Figure 16.24a of volume III by Leonhardt (the carry below, is part of §16.3.3.1) shows a joint configuration with rough surfaces, while §16.3.3.2 Smooth surfaces from formwork, shows the indication to enlarge the depth of penetration “t” calculated according to §16.3.3.1 for the factor 1.4.

The calculation of the driving depth is done considering:

- t >= 1.2*d se M/(N*d) <= 0.15
- t >= 2*d if M/(N*d) > 2

it is possible to interpolate for intermediate values. It is not clear whether t = 2 * d is to be understood as the maximum value of the insertion.

We believe it is appropriate to consider values of the insertion depth between 1.2 and 2 times the side of the pillar, depending on the actual flexural stress to which the pillar is subjected along the side considered.

In the event that the bending action derives from a seismic analysis, the stress with which to calculate the depth of insertion is that of the seismic analysis performed, a function of the structure coefficient (q) adopted.

**Resistance of the glass**

The resistance of the cup is verified with the forces F1, F2, F3 suggested by the EC2 verification model. The AICAP book “Guide to the use of Eurocode 2” describes in an exhaustive manner the verification method.

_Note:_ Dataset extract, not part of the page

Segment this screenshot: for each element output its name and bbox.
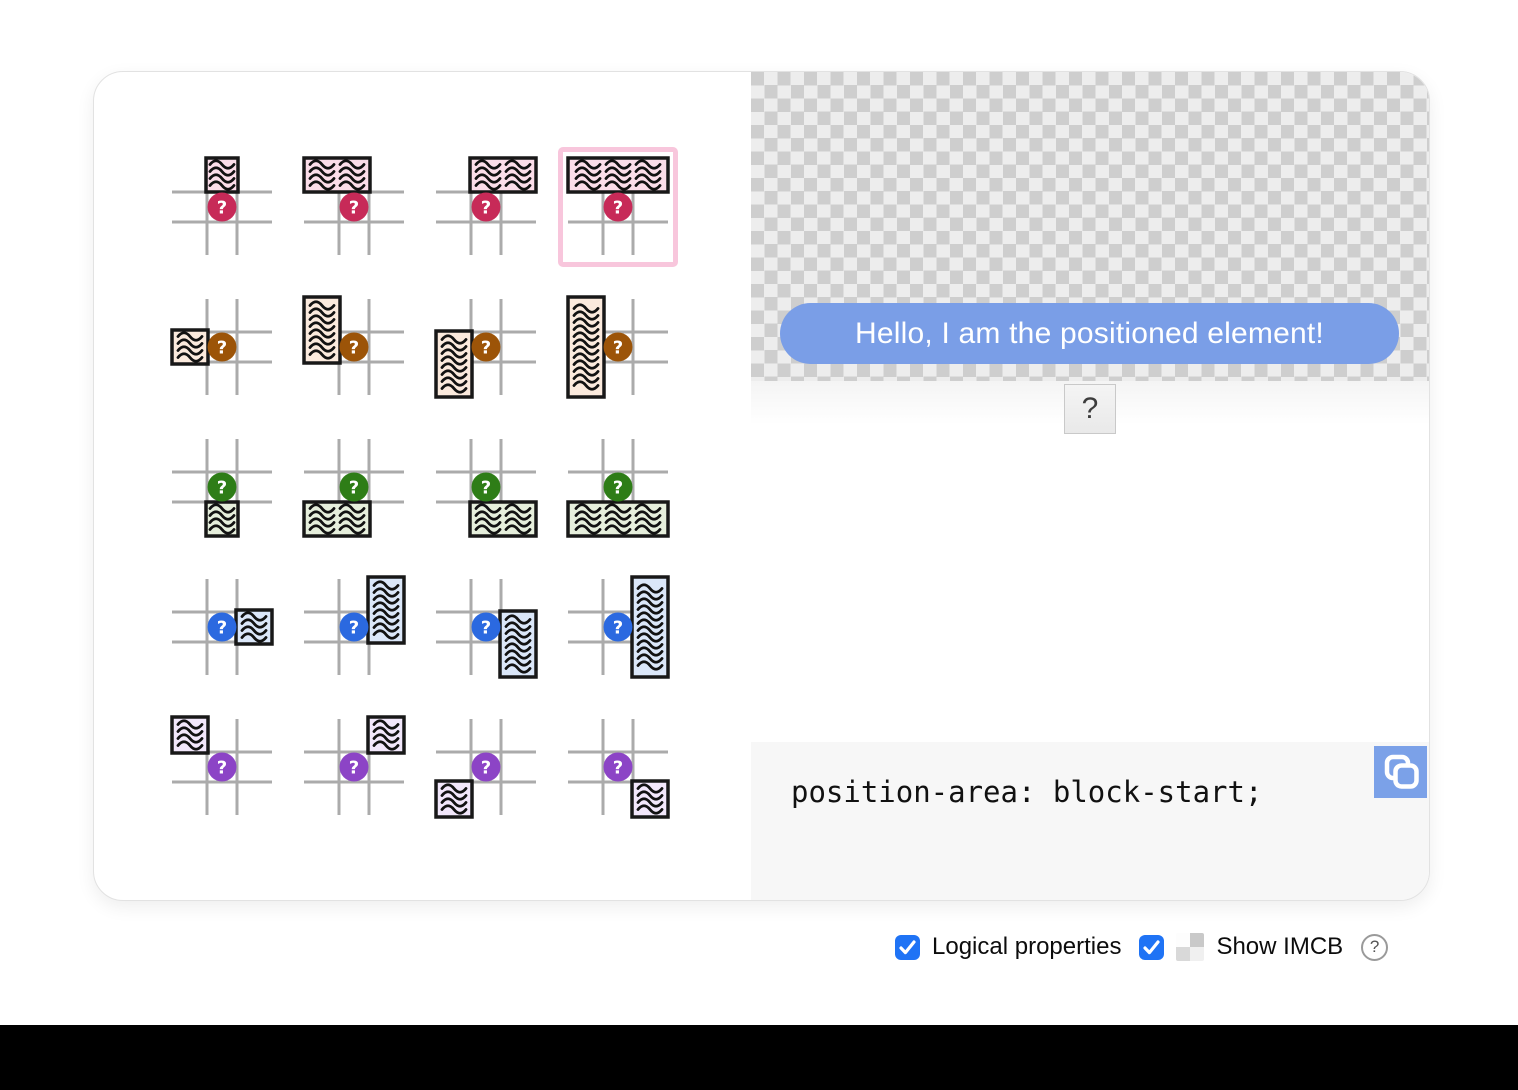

The design stress of the socket, which is considered as a “connection” between the pillar and the foundation, is carried out in accordance with §5.11.2.1.2 of UNI EN 1998-1 (EC8-1), amplifying the bending strength of the pillar for γ_{Rd} =1.2 by average ductility class and γ_{Rd} =1.35 for high ductility class.

**Foundation resistance and geotechnical checks**

In the case of seismic analysis on a dissipative structure, the bending action of verification for the socket is determined according to EC8-1 §4.4.2.6, where M_{d} is determined with M_{Ed}*γ_{Rd}*Ω in which γ_{Rd} =1 to q <= 3 e γ_{Rd} = 1.2 in the other cases, while Ω it is the minimum of relationships M_{Rd}/M_{Ed} in the two main orthogonal directions of the pillars in which the plastic hinges can be formed.

The value of Ω depends on the resisting moment, the stressing moment and the normal stress in the seismic combination, which may differ from pillar to pillar, depending on the real geometry of the building.

The maximum value of Ω is the value of q.

The moment M_{d} = M_{Ed}*γ_{Rd}*Ω in any case it must not be higher than the moment M_{Ed} determined with an elastic analysis (q = 1).

The value γ_{Rd}*Ω may be significantly higher than the value 1.1 for CDB and 1.3 for CDA, suggested by the Ministerial Decree 14/1/2008 Technical Standards for Construction (NTC08) in §7.2.5 which, in this case, is not at all in favor of safety.

In the example below (Hotel for the Paul Biya Stadium in Yaounde, Cameroun) the values of Ω are variable from 1.62 to 2.64 which is, in fact, the value of the structure coefficient adopted.

Lower values would be at the expense of a great differentiation of the pillars, not possible in this case because it is a prefabricated structure in reinforced concrete.